Selection set

from Wikipedia, the free encyclopedia

The selection set , and selection, inclusion,, overdrafts or inclusion probability , rarely sample weights (engl. Inclusion probability ) indicates with which probability of one or more elements of a population in a random sample access. Inclusion probabilities can only be calculated for random samples .

The first-order probability of inclusion is the probability that the i-th element of the population is contained in a sample of the size . Similarly, the 2nd order inclusion probability is (with ) the probability with which the i-th and j-th elements get into a sample of the size .

With an unrestricted or simple random sample, the inclusion probabilities can be specified directly. Design effects occur with more complex sampling methods . Here, not every element has the same probability of being included in the sample.

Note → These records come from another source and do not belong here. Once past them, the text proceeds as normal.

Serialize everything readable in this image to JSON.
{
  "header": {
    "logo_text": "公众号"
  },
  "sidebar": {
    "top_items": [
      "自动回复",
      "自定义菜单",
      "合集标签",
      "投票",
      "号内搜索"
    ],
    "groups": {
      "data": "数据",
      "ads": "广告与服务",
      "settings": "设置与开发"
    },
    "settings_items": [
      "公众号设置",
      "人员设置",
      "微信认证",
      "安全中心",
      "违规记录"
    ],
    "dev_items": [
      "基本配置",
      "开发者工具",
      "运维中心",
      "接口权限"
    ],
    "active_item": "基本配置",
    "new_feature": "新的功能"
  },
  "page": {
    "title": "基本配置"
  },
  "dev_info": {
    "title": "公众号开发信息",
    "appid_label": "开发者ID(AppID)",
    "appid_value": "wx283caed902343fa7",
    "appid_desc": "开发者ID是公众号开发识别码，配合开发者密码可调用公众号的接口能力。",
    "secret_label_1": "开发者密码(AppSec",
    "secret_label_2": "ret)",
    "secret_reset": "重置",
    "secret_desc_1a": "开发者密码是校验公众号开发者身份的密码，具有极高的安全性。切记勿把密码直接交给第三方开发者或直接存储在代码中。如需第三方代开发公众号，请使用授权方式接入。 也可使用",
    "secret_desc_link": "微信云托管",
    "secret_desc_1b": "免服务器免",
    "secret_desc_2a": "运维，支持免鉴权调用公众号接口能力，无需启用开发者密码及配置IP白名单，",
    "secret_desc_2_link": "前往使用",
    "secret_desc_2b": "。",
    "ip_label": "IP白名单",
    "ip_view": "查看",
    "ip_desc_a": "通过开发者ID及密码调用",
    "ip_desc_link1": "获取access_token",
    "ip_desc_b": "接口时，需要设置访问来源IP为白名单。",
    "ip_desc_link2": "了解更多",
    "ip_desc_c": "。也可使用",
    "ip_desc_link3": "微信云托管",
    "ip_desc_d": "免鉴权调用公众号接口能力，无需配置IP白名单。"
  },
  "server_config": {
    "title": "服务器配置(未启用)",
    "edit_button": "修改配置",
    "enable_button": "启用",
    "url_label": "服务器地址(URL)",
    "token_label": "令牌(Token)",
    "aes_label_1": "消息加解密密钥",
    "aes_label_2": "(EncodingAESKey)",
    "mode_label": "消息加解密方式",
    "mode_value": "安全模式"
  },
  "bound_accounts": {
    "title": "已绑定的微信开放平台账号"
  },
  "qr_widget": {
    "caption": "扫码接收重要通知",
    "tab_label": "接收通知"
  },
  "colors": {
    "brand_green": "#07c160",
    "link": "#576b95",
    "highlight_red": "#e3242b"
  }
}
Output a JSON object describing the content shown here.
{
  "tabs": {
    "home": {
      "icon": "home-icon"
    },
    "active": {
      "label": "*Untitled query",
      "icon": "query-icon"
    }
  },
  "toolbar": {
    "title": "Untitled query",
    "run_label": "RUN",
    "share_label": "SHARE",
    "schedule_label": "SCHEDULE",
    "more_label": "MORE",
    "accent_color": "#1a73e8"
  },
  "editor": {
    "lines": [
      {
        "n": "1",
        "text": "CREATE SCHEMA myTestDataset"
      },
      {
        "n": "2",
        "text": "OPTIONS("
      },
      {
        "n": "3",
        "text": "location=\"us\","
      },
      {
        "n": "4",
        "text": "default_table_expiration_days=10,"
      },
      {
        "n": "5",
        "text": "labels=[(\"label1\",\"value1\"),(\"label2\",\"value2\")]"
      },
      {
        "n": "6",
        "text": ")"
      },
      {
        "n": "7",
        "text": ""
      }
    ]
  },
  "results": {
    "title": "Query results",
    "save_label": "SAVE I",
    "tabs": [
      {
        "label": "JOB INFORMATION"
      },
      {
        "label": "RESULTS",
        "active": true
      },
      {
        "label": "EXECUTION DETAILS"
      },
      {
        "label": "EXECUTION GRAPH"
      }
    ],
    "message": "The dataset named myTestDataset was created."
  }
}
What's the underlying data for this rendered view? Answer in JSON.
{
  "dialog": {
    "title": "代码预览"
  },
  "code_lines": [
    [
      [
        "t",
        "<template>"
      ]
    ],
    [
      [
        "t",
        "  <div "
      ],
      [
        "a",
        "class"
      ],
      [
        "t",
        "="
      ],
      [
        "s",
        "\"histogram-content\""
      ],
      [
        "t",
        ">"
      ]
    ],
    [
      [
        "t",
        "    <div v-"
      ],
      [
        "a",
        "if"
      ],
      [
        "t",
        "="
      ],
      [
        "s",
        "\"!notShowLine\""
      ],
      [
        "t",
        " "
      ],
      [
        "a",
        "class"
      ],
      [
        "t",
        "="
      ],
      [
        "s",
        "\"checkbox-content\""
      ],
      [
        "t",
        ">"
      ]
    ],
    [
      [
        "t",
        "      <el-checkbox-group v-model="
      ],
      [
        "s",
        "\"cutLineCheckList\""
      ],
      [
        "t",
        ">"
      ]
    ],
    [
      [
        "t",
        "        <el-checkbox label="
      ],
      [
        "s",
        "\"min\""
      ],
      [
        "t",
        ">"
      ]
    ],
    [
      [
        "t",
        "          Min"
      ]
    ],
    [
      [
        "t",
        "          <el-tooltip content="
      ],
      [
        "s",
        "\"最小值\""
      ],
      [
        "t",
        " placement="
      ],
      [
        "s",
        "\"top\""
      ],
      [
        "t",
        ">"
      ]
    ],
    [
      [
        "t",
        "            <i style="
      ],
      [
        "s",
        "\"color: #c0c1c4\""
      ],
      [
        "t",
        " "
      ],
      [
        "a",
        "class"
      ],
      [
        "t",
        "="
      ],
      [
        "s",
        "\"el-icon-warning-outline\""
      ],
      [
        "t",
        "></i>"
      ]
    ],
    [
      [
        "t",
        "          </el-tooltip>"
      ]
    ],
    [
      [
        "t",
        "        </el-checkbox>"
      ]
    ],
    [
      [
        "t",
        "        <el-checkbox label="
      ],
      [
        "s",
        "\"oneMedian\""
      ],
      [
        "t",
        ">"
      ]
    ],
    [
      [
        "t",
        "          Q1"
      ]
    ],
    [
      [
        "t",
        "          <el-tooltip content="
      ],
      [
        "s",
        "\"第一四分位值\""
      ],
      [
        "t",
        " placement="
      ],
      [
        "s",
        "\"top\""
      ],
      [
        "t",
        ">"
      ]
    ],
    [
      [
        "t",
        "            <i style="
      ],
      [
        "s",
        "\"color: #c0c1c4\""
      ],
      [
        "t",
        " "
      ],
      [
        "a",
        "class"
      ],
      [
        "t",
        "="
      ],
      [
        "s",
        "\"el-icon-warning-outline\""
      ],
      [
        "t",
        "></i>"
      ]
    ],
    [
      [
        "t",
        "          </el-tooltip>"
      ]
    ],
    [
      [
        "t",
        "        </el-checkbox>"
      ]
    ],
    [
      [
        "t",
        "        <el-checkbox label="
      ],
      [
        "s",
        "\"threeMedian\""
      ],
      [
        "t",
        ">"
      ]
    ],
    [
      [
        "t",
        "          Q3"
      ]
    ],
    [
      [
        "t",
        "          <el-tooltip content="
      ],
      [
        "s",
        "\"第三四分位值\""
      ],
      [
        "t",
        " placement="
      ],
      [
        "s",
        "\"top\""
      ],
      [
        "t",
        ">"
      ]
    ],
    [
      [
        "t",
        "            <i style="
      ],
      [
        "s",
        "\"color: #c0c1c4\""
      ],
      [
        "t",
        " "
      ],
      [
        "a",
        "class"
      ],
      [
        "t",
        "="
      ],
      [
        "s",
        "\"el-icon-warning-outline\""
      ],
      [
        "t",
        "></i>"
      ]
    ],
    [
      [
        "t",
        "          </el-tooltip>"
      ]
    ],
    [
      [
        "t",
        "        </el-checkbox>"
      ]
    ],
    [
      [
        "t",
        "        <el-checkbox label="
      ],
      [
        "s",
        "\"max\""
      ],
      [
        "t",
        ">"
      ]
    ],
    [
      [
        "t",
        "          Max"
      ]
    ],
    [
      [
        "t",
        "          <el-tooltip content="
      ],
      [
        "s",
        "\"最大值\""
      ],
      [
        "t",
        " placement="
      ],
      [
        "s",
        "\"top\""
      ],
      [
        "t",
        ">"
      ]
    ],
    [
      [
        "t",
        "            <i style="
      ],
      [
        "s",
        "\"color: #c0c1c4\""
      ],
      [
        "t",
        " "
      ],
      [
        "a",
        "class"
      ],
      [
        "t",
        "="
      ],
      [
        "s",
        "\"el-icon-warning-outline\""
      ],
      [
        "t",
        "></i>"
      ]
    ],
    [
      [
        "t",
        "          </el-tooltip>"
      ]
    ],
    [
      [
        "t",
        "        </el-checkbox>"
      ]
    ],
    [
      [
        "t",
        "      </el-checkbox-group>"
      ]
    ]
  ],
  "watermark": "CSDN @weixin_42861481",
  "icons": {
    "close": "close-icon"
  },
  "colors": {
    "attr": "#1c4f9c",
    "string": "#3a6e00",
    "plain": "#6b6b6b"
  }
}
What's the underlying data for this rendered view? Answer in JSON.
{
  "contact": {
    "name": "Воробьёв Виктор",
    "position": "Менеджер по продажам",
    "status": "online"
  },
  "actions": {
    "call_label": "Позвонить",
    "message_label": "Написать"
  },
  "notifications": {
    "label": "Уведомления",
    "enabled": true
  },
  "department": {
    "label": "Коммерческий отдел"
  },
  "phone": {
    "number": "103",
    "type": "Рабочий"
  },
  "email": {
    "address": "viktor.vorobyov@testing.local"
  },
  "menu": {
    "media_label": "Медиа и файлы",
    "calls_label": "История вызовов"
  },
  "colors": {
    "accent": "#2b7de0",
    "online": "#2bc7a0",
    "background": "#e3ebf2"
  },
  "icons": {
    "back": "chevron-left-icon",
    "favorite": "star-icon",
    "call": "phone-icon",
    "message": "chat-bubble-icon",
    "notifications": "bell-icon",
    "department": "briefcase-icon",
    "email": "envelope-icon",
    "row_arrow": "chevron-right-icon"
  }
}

Calculation of the inclusion probabilities

The inclusion probability of the 1st order can be calculated with an unrestricted or simple random sample using the hypergeometric distribution :

The hypergeometric distribution describes the probability that for N given elements ("population of size N"), of which M have the desired property, exactly k hits will be achieved when picking out n samples ("sample of size n"), d. H. the probability of X = k successes in n attempts.

Since there is only one i-th element in the population, M = 1 and either it is drawn (k = 1) or not (k = 0):

Hence:

The 2nd order inclusion probability for an unrestricted random sample can be calculated analogously ; here M = 2 and k = 2:

example

The population consists of four elements: {w1, w2, w3, w4}. We consider three samples of size n = 2, namely {w1, w3}, {w2, w4} and {w3, w4}. With an unrestricted random sample, there would be a total of possible samples; d. H. if only the three above samples are possible, it is not an unrestricted random sample.

The probability for each of the samples is just 1/3 and the inclusion probabilities result in

Inclusion probability w1 w2 w3 w4
1st order 1/3 1/3 2/3 2/3
2nd order w1 w2 w3 w4
w1 - 0 1/3 0
w2 - 0 1/3
w3 - 1/3
w4 -

Design effect

The design effect is the ratio of the variance of an estimator given the sample design to the variance of the estimator given a simple random sample (and the same sample size) . It describes the statistical distortion that has arisen as a result of a special selection process for a sample (stratification, clumping, multi-stage drawing) compared to pure random selection (simple random sample). Design effects arise from the fact that not all elements have the same selection probability , i.e. H. the chance to get into the sample. The population parameters can nevertheless be estimated well through suitable variance estimation and mean estimation .

literature

  • Shadish, WR, Cook, TD & Campbell, DT (2002). Experimental and quasi-experimental designs for generalized causal inference. Boston: Houghton-Mifflin.
  • Rossi, PH & Freeman, HE (1999). Evaluation: A systematic approach. Thousand Oaks: Sage.
  • Döring, N. & Bortz, J. (2016). Research methods and evaluation (5th ed.). Heidelberg: Springer.